На вокзале меня встречает Миша, молодой научный работник. В такси мы едем по Невскому проспекту. Улица, которой я любовался в Москве, разглядывая книгу, отпечатанную еще в XIX веке, производит на меня довольно скромное впечатление. Квартира Миши на третьем этаже здания в стиле „либерти». Лестница грязного цемента с пустыми мусорными ведрами у дверей. Пахнет так, словно здесь прошло стадо верблюдов, истощенных переходом через Аравию. Лифт не работает. Он в клетке, железная решетка которой в сталактитах сырой, осевшей на ней пыли. В квартире старая мебель. Из заставленных цветочными горшками окон, выходящих во двор, видно облезлое трехэтажное здание. Мне нравится живописное убожество, окружающее нас. Унитаз — дыра в полу. Ванная с душем — чуланчик, его цементный пол весь в подозрительных пятнах. У Миши голова мангусты. Он — вампир зелени. Он жует салат и другие мелко нарезанные травы, потом накрывает тарелку голубой бумажной салфеткой и утоляет жажду водой. Он пьет ее маленькими глоточками, сопровождая эту операцию утробным звуком. Он говорит, что мы состоим из воды и потому должны вводить в организм как можно больше жидкости. Серьезное лицо его неожиданно возбуждается, кожа над скулами стягивается к ушам, миндалевидные глаза закрываются и становятся видны крупные зубы. Это — безмолвный взрыв смеха, который на самом деле оказывается всего лишь улыбкой. Мне не удается понять, что его так развеселило. Мы едим в маленькой столовой с овальным окном и с тарелками из расписной майолики на стенах. На колонке в стиле „ампир» висят шерстяные пинетки домашней вязки. Их вязала его сестра, живущая сейчас у мужа в Нью-Йорке. Кирпичный каминчик забит смятой бумагой, газетами, обломками каких-то предметов. Им предназначено исчезнуть в огне. За двойными стеклами окна — крыша серого железа с водосточным желобом над внутренним двориком, заставленным огромными мусорными баками.
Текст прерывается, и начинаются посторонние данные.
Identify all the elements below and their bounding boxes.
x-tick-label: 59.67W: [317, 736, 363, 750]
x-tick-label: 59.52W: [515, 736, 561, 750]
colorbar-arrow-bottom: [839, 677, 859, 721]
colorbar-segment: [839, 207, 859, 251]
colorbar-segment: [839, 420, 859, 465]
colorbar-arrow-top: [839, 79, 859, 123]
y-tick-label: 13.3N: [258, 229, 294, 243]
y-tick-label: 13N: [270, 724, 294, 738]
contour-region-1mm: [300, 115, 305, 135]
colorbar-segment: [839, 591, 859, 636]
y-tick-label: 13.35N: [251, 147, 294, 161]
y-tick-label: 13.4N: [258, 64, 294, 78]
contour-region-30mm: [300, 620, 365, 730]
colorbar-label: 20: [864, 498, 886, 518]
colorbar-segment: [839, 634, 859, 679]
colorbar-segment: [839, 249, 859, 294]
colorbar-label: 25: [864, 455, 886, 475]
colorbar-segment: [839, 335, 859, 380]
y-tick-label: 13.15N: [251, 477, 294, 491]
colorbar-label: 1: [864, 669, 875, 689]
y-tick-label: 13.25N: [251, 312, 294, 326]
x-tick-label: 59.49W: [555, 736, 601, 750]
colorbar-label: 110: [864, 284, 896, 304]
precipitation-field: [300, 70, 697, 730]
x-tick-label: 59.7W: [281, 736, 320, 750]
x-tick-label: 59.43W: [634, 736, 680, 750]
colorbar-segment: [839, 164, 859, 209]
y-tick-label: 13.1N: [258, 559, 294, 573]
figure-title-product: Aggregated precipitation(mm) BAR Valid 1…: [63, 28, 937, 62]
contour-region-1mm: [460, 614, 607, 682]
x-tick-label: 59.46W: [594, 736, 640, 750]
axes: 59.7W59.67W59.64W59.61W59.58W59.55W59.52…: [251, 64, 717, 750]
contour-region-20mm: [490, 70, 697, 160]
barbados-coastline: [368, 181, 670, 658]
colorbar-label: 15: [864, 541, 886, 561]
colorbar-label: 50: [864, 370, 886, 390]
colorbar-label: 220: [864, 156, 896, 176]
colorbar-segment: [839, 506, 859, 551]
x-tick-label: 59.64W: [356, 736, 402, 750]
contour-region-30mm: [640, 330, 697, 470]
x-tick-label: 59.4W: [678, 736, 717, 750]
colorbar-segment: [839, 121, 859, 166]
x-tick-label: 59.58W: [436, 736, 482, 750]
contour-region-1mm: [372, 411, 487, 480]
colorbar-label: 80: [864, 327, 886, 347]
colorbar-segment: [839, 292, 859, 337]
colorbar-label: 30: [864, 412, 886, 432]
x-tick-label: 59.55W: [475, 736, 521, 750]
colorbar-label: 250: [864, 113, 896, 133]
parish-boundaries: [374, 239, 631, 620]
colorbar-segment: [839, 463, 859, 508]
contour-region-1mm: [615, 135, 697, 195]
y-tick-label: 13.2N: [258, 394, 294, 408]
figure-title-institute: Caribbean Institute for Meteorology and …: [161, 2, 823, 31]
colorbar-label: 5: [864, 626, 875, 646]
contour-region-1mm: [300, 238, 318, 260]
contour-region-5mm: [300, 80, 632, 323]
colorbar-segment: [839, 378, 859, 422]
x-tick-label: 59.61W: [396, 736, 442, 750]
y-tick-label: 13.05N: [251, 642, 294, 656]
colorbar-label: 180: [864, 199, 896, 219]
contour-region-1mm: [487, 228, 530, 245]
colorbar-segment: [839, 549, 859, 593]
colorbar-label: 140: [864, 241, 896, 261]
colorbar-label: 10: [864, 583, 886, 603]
Миша поверяет мне тайну: с некоторых пор он захвачен одним загадочным происшествием, случившимся в Петербурге в первой половине XIX века. Он протягивает мне три карточки с выписками из исторических книг, найденных им в библиотеке отца:
„Вчера весь Петербург был ошеломлен представшей его взору необычной картиной. Дело происходило на льду Невы и на Крышах столицы. Значимый для каждого верноподданного урок заключается в том факте, что не только человеческие существа, но и такие создания, лишенные дара речи, как собаки и птицы, могут обращаться к благосклонности и великодушию государя Николая Павловича. Наше внимание привлекло также то обстоятельство, что именно в наши дни в Петербурге проживает отставной генерал, владелец собаки-денщика». (Напечатано в газете «Северная пчела» журналистом Фаддеем Булгариным);
«Царствование Николая Первого отмечено некоторой тревогой подданных в связи с тем, что такие верные слуги и друзья человека, как собаки и птицы, посчитали, что для них настал момент диктовать людям свои условия. Часть современников утверждает, что столь активное участие животных в общественной жизни обусловлено влиянием западноевропейской революции 1830 года. Проводником этого влияния мог явиться некий генерал в отставке, имевший в качестве денщика беспородную собаку». (Из курса русской истории, прочитанного в начале XX века историком Василием Ключевским):
«Однажды зимой, примерно в 1837 году, в столице Империи произошло поразительное событие, в котором принимали участие собаки и птицы, а также старый генерал, отличившийся еще в битвах против Наполеона. Было бы неплохо, если бы в сложившейся ситуации европейцы, которые не знают России, поняли, что события, кажущиеся им абсолютно невероятными, на самом деле, напротив, абсолютно правдоподобны и характерны для туманной и загадочной столицы Империи». (Из биографии Николая Первого, написанной историком Полем Лакруа).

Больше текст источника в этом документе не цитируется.